On Oct 24, 2003, xyris from Sebring, FL (Zone 9b) wrote:

This is an invasive weed of natural areas in central Florida, as well as a weed in my garden. It will climb to to the treetops in a single year (note, height can be over 40 feet), and it is perfectly hardy in zone 9. I find seedlings in my garden beds, and pull them out, as well as cutting or pulling all the more mature plants I find. And, I don't find it particularly attractive.

Post-hurricane update (Dec. 2005) - After hurricanes in 2004 and 2005 brought down mature trees, opening up the ground to more light, this weed has become even more common. The seedlings send down deep taproots very quickly, and I have been pulling hundreds of them from my small native sandhill woodland area before they get a chance to climb the trees again.


On Oct 23, 2003, ford3728 from Homer, LA wrote:

This is a beautiful plant but it is very invasive and almost impossible to get rid of once established.
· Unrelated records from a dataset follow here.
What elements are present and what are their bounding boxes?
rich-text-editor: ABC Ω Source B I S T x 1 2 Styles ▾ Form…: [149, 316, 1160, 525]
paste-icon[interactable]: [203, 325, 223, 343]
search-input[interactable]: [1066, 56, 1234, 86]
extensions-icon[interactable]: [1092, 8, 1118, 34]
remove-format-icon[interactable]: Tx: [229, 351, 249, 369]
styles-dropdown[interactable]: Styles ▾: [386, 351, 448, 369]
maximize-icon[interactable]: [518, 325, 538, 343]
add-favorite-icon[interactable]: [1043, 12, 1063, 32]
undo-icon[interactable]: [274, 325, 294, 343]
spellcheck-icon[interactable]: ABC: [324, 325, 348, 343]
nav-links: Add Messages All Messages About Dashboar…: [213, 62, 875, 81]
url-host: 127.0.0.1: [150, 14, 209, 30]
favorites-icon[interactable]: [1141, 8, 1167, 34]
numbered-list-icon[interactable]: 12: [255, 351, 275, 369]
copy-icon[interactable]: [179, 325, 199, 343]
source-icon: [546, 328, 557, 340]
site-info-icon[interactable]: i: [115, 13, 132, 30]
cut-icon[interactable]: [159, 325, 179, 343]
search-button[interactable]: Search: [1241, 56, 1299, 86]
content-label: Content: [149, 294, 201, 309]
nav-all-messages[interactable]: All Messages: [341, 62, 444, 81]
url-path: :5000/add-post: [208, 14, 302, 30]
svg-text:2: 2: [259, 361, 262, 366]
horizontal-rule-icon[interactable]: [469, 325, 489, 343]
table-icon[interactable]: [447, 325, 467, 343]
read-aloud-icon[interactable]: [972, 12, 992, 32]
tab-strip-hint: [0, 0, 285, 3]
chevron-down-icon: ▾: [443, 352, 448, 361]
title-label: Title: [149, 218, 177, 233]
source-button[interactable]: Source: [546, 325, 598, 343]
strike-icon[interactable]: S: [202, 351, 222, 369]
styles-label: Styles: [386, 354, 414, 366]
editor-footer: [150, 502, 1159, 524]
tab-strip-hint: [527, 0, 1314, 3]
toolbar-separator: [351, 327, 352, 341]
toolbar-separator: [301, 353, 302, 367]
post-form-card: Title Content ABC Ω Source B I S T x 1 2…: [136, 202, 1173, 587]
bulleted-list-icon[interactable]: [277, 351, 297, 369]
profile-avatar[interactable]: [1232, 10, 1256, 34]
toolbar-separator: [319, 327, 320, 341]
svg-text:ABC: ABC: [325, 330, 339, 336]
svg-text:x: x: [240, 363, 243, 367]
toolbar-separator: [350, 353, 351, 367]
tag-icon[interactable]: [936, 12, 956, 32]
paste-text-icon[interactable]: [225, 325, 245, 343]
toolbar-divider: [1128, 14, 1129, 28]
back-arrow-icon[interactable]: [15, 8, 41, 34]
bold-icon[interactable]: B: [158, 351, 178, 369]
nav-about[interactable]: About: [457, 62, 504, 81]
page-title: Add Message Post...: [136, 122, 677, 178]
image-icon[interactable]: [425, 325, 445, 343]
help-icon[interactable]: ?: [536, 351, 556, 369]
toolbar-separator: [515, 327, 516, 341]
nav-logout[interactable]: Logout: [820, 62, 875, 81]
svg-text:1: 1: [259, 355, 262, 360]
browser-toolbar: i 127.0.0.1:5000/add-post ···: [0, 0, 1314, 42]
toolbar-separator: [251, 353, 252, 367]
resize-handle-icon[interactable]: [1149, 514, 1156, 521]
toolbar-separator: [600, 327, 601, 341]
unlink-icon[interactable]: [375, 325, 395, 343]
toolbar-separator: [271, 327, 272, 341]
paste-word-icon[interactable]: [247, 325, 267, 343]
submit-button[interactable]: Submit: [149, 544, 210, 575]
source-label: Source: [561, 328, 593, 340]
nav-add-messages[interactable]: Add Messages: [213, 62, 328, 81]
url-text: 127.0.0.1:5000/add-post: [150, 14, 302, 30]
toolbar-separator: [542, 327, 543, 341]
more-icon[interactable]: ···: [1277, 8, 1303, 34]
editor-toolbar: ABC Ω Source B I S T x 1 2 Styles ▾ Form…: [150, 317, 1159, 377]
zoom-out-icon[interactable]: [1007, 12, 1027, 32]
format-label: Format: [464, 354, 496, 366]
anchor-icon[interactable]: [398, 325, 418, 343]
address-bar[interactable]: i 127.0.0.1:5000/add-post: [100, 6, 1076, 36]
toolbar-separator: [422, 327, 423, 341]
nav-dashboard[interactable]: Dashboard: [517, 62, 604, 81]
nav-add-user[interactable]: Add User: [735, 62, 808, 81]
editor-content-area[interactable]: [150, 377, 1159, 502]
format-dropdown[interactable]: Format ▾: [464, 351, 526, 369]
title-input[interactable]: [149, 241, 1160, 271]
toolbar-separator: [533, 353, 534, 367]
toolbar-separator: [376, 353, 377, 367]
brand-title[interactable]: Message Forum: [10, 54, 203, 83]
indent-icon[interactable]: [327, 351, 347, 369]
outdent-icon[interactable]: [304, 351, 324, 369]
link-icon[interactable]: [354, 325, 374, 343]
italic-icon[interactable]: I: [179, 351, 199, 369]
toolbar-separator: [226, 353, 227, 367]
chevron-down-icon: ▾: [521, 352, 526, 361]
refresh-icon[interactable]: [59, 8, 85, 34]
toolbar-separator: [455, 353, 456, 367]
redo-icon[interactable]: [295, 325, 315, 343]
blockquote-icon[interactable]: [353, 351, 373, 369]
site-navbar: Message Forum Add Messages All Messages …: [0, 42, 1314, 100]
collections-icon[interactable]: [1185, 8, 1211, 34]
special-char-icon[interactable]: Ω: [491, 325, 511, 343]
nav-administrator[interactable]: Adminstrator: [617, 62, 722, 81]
The roots spread under ground and come up everywhere and for long distances. It also has sharp stickers all up and down the stems. It grows wild in Homer, Louisiana.


On Jul 15, 2003, mesoto from Crestview, FL wrote:

Rosary peas are so poisonous that the sharpened seeds are used as murder weapons in India.


On Oct 25, 2002, mystic from Ewing, KY (Zone 6a) wrote:

Has narrow, oblong feather looking leaves.With pinkish -purple flowers. The seeds are round, and shiny red with a black eye. Seeds chewed or when cracked are extremely poisonous.The seeds are used for beads, sometimes made into necklaces and rosaries.The seeds need to be nicked and soaked in HOT water to get to germinate.